Completed in 1797, the mission is in a constant state of restoration. Standing in the blazing Arizona sun for 213 years has definitely taken its toll. The west tower has been restored to its original splendor.

The east tower, which was never completed in the original construction, has yet to be restored.

Very little is known about the construction of this magnificent church. The names of the original architects and artisans have been lost in history.

Also known as "The Sistine Chapel of the New World", the interior of the church is filled with painted murals, carvings and sculptures. The mission is an active Catholic church that serves the Tohono O'odham Indian tribe.

The statues, carvings and paintings surrounding this side altar are beautiful. The interior of the church was restored in the 1980's and '90s by a team of conservators from around the world.

The mission serves as a shrine to St. Francis Xavier and is a place where many Catholics come to make requests to God. Each of the hundreds of lighted candles here represent a person's vow, intention or prayer.

Other visitors leave "milagros", small cast-metal ornaments, as offerings for their devotions. This display of offerings includes several pieces of small jewelry, a holy card and a handwritten note. The note, scribbled in Spanish, is a prayer from Thomas for help to find a good job.

The arch is a predominant architectural element throughout the mission.

There are arches everywhere.

This arch opens to Grotto Hill on the east side of the mission.

A cactus garden sits outside a small chapel on the mission grounds. Lucky for us, the desert is in bloom this time of year!

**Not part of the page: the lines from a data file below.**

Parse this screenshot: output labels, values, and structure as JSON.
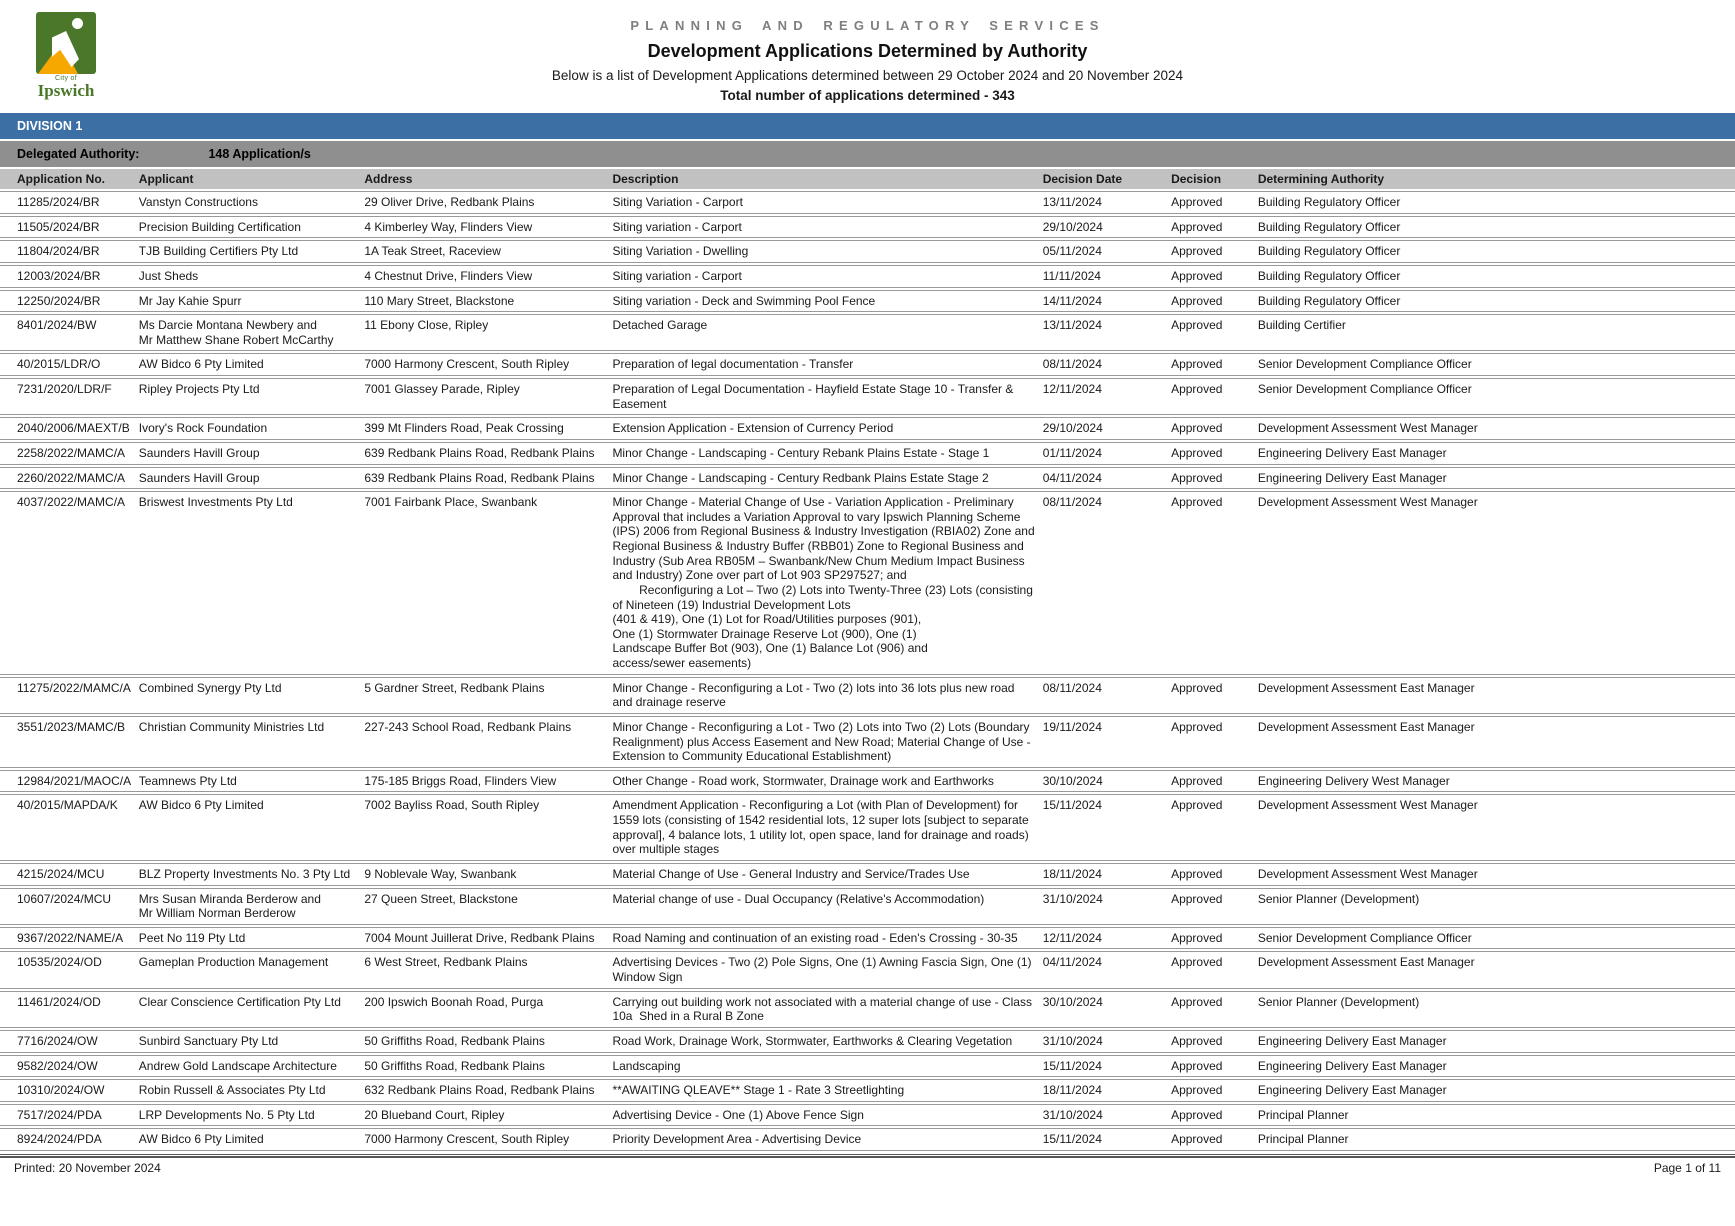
{
  "colors": {
    "division-bar": "#3C6FA4",
    "authority-bar": "#8F8F8F",
    "column-header": "#C1C1C1",
    "row-border": "#9A9A9A",
    "logo-green": "#4A7729",
    "logo-yellow": "#F6A800",
    "dept-gray": "#7F7F7F"
  },
  "header": {
    "logo_city": "City of",
    "logo_name": "Ipswich",
    "dept": "PLANNING AND REGULATORY SERVICES",
    "title": "Development Applications Determined by Authority",
    "subtitle": "Below is a list of Development Applications determined between 29 October 2024 and 20 November 2024",
    "total": "Total number of applications determined - 343"
  },
  "division": {
    "label": "DIVISION 1"
  },
  "authority_bar": {
    "label": "Delegated Authority:",
    "count": "148 Application/s"
  },
  "table": {
    "columns": [
      "Application No.",
      "Applicant",
      "Address",
      "Description",
      "Decision Date",
      "Decision",
      "Determining Authority"
    ],
    "rows": [
      {
        "app_no": "11285/2024/BR",
        "applicant": "Vanstyn Constructions",
        "address": "29 Oliver Drive, Redbank Plains",
        "description": "Siting Variation - Carport",
        "decision_date": "13/11/2024",
        "decision": "Approved",
        "authority": "Building Regulatory Officer"
      },
      {
        "app_no": "11505/2024/BR",
        "applicant": "Precision Building Certification",
        "address": "4 Kimberley Way, Flinders View",
        "description": "Siting variation - Carport",
        "decision_date": "29/10/2024",
        "decision": "Approved",
        "authority": "Building Regulatory Officer"
      },
      {
        "app_no": "11804/2024/BR",
        "applicant": "TJB Building Certifiers Pty Ltd",
        "address": "1A Teak Street, Raceview",
        "description": "Siting Variation - Dwelling",
        "decision_date": "05/11/2024",
        "decision": "Approved",
        "authority": "Building Regulatory Officer"
      },
      {
        "app_no": "12003/2024/BR",
        "applicant": "Just Sheds",
        "address": "4 Chestnut Drive, Flinders View",
        "description": "Siting variation - Carport",
        "decision_date": "11/11/2024",
        "decision": "Approved",
        "authority": "Building Regulatory Officer"
      },
      {
        "app_no": "12250/2024/BR",
        "applicant": "Mr Jay Kahie Spurr",
        "address": "110 Mary Street, Blackstone",
        "description": "Siting variation - Deck and Swimming Pool Fence",
        "decision_date": "14/11/2024",
        "decision": "Approved",
        "authority": "Building Regulatory Officer"
      },
      {
        "app_no": "8401/2024/BW",
        "applicant": "Ms Darcie Montana Newbery and\nMr Matthew Shane Robert McCarthy",
        "address": "11 Ebony Close, Ripley",
        "description": "Detached Garage",
        "decision_date": "13/11/2024",
        "decision": "Approved",
        "authority": "Building Certifier"
      },
      {
        "app_no": "40/2015/LDR/O",
        "applicant": "AW Bidco 6 Pty Limited",
        "address": "7000 Harmony Crescent, South Ripley",
        "description": "Preparation of legal documentation - Transfer",
        "decision_date": "08/11/2024",
        "decision": "Approved",
        "authority": "Senior Development Compliance Officer"
      },
      {
        "app_no": "7231/2020/LDR/F",
        "applicant": "Ripley Projects Pty Ltd",
        "address": "7001 Glassey Parade, Ripley",
        "description": "Preparation of Legal Documentation - Hayfield Estate Stage 10 - Transfer & Easement",
        "decision_date": "12/11/2024",
        "decision": "Approved",
        "authority": "Senior Development Compliance Officer"
      },
      {
        "app_no": "2040/2006/MAEXT/B",
        "applicant": "Ivory's Rock Foundation",
        "address": "399 Mt Flinders Road, Peak Crossing",
        "description": "Extension Application - Extension of Currency Period",
        "decision_date": "29/10/2024",
        "decision": "Approved",
        "authority": "Development Assessment West Manager"
      },
      {
        "app_no": "2258/2022/MAMC/A",
        "applicant": "Saunders Havill Group",
        "address": "639 Redbank Plains Road, Redbank Plains",
        "description": "Minor Change - Landscaping - Century Rebank Plains Estate - Stage 1",
        "decision_date": "01/11/2024",
        "decision": "Approved",
        "authority": "Engineering Delivery East Manager"
      },
      {
        "app_no": "2260/2022/MAMC/A",
        "applicant": "Saunders Havill Group",
        "address": "639 Redbank Plains Road, Redbank Plains",
        "description": "Minor Change - Landscaping - Century Redbank Plains Estate Stage 2",
        "decision_date": "04/11/2024",
        "decision": "Approved",
        "authority": "Engineering Delivery East Manager"
      },
      {
        "app_no": "4037/2022/MAMC/A",
        "applicant": "Briswest Investments Pty Ltd",
        "address": "7001 Fairbank Place, Swanbank",
        "description": "Minor Change - Material Change of Use - Variation Application - Preliminary Approval that includes a Variation Approval to vary Ipswich Planning Scheme (IPS) 2006 from Regional Business & Industry Investigation (RBIA02) Zone and Regional Business & Industry Buffer (RBB01) Zone to Regional Business and Industry (Sub Area RB05M – Swanbank/New Chum Medium Impact Business and Industry) Zone over part of Lot 903 SP297527; and\n        Reconfiguring a Lot – Two (2) Lots into Twenty-Three (23) Lots (consisting of Nineteen (19) Industrial Development Lots\n(401 & 419), One (1) Lot for Road/Utilities purposes (901),\nOne (1) Stormwater Drainage Reserve Lot (900), One (1)\nLandscape Buffer Bot (903), One (1) Balance Lot (906) and\naccess/sewer easements)",
        "decision_date": "08/11/2024",
        "decision": "Approved",
        "authority": "Development Assessment West Manager"
      },
      {
        "app_no": "11275/2022/MAMC/A",
        "applicant": "Combined Synergy Pty Ltd",
        "address": "5 Gardner Street, Redbank Plains",
        "description": "Minor Change - Reconfiguring a Lot - Two (2) lots into 36 lots plus new road and drainage reserve",
        "decision_date": "08/11/2024",
        "decision": "Approved",
        "authority": "Development Assessment East Manager"
      },
      {
        "app_no": "3551/2023/MAMC/B",
        "applicant": "Christian Community Ministries Ltd",
        "address": "227-243 School Road, Redbank Plains",
        "description": "Minor Change - Reconfiguring a Lot - Two (2) Lots into Two (2) Lots (Boundary Realignment) plus Access Easement and New Road; Material Change of Use - Extension to Community Educational Establishment)",
        "decision_date": "19/11/2024",
        "decision": "Approved",
        "authority": "Development Assessment East Manager"
      },
      {
        "app_no": "12984/2021/MAOC/A",
        "applicant": "Teamnews Pty Ltd",
        "address": "175-185 Briggs Road, Flinders View",
        "description": "Other Change - Road work, Stormwater, Drainage work and Earthworks",
        "decision_date": "30/10/2024",
        "decision": "Approved",
        "authority": "Engineering Delivery West Manager"
      },
      {
        "app_no": "40/2015/MAPDA/K",
        "applicant": "AW Bidco 6 Pty Limited",
        "address": "7002 Bayliss Road, South Ripley",
        "description": "Amendment Application - Reconfiguring a Lot (with Plan of Development) for 1559 lots (consisting of 1542 residential lots, 12 super lots [subject to separate approval], 4 balance lots, 1 utility lot, open space, land for drainage and roads) over multiple stages",
        "decision_date": "15/11/2024",
        "decision": "Approved",
        "authority": "Development Assessment West Manager"
      },
      {
        "app_no": "4215/2024/MCU",
        "applicant": "BLZ Property Investments No. 3 Pty Ltd",
        "address": "9 Noblevale Way, Swanbank",
        "description": "Material Change of Use - General Industry and Service/Trades Use",
        "decision_date": "18/11/2024",
        "decision": "Approved",
        "authority": "Development Assessment West Manager"
      },
      {
        "app_no": "10607/2024/MCU",
        "applicant": "Mrs Susan Miranda Berderow and\nMr William Norman Berderow",
        "address": "27 Queen Street, Blackstone",
        "description": "Material change of use - Dual Occupancy (Relative's Accommodation)",
        "decision_date": "31/10/2024",
        "decision": "Approved",
        "authority": "Senior Planner (Development)"
      },
      {
        "app_no": "9367/2022/NAME/A",
        "applicant": "Peet No 119 Pty Ltd",
        "address": "7004 Mount Juillerat Drive, Redbank Plains",
        "description": "Road Naming and continuation of an existing road - Eden's Crossing - 30-35",
        "decision_date": "12/11/2024",
        "decision": "Approved",
        "authority": "Senior Development Compliance Officer"
      },
      {
        "app_no": "10535/2024/OD",
        "applicant": "Gameplan Production Management",
        "address": "6 West Street, Redbank Plains",
        "description": "Advertising Devices - Two (2) Pole Signs, One (1) Awning Fascia Sign, One (1) Window Sign",
        "decision_date": "04/11/2024",
        "decision": "Approved",
        "authority": "Development Assessment East Manager"
      },
      {
        "app_no": "11461/2024/OD",
        "applicant": "Clear Conscience Certification Pty Ltd",
        "address": "200 Ipswich Boonah Road, Purga",
        "description": "Carrying out building work not associated with a material change of use - Class 10a  Shed in a Rural B Zone",
        "decision_date": "30/10/2024",
        "decision": "Approved",
        "authority": "Senior Planner (Development)"
      },
      {
        "app_no": "7716/2024/OW",
        "applicant": "Sunbird Sanctuary Pty Ltd",
        "address": "50 Griffiths Road, Redbank Plains",
        "description": "Road Work, Drainage Work, Stormwater, Earthworks & Clearing Vegetation",
        "decision_date": "31/10/2024",
        "decision": "Approved",
        "authority": "Engineering Delivery East Manager"
      },
      {
        "app_no": "9582/2024/OW",
        "applicant": "Andrew Gold Landscape Architecture",
        "address": "50 Griffiths Road, Redbank Plains",
        "description": "Landscaping",
        "decision_date": "15/11/2024",
        "decision": "Approved",
        "authority": "Engineering Delivery East Manager"
      },
      {
        "app_no": "10310/2024/OW",
        "applicant": "Robin Russell & Associates Pty Ltd",
        "address": "632 Redbank Plains Road, Redbank Plains",
        "description": "**AWAITING QLEAVE** Stage 1 - Rate 3 Streetlighting",
        "decision_date": "18/11/2024",
        "decision": "Approved",
        "authority": "Engineering Delivery East Manager"
      },
      {
        "app_no": "7517/2024/PDA",
        "applicant": "LRP Developments No. 5 Pty Ltd",
        "address": "20 Blueband Court, Ripley",
        "description": "Advertising Device - One (1) Above Fence Sign",
        "decision_date": "31/10/2024",
        "decision": "Approved",
        "authority": "Principal Planner"
      },
      {
        "app_no": "8924/2024/PDA",
        "applicant": "AW Bidco 6 Pty Limited",
        "address": "7000 Harmony Crescent, South Ripley",
        "description": "Priority Development Area - Advertising Device",
        "decision_date": "15/11/2024",
        "decision": "Approved",
        "authority": "Principal Planner"
      }
    ]
  },
  "footer": {
    "printed": "Printed: 20 November 2024",
    "page": "Page 1 of 11"
  }
}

If there's an Easter Lily cactus, this is it!

It's a first for us to see so much color in the desert.

The mission sits on Tohono O'odham Indian Reservation. Just steps away you can find local vendors with native crafts and foods for sale. Without having a clue what it was, we decided to try the Indian frybread.


Take a tortilla and deep fry it. Fill it with, in our case, beans and cheese and fold it up. That's frybread! And, guess what? It's mighty tasty!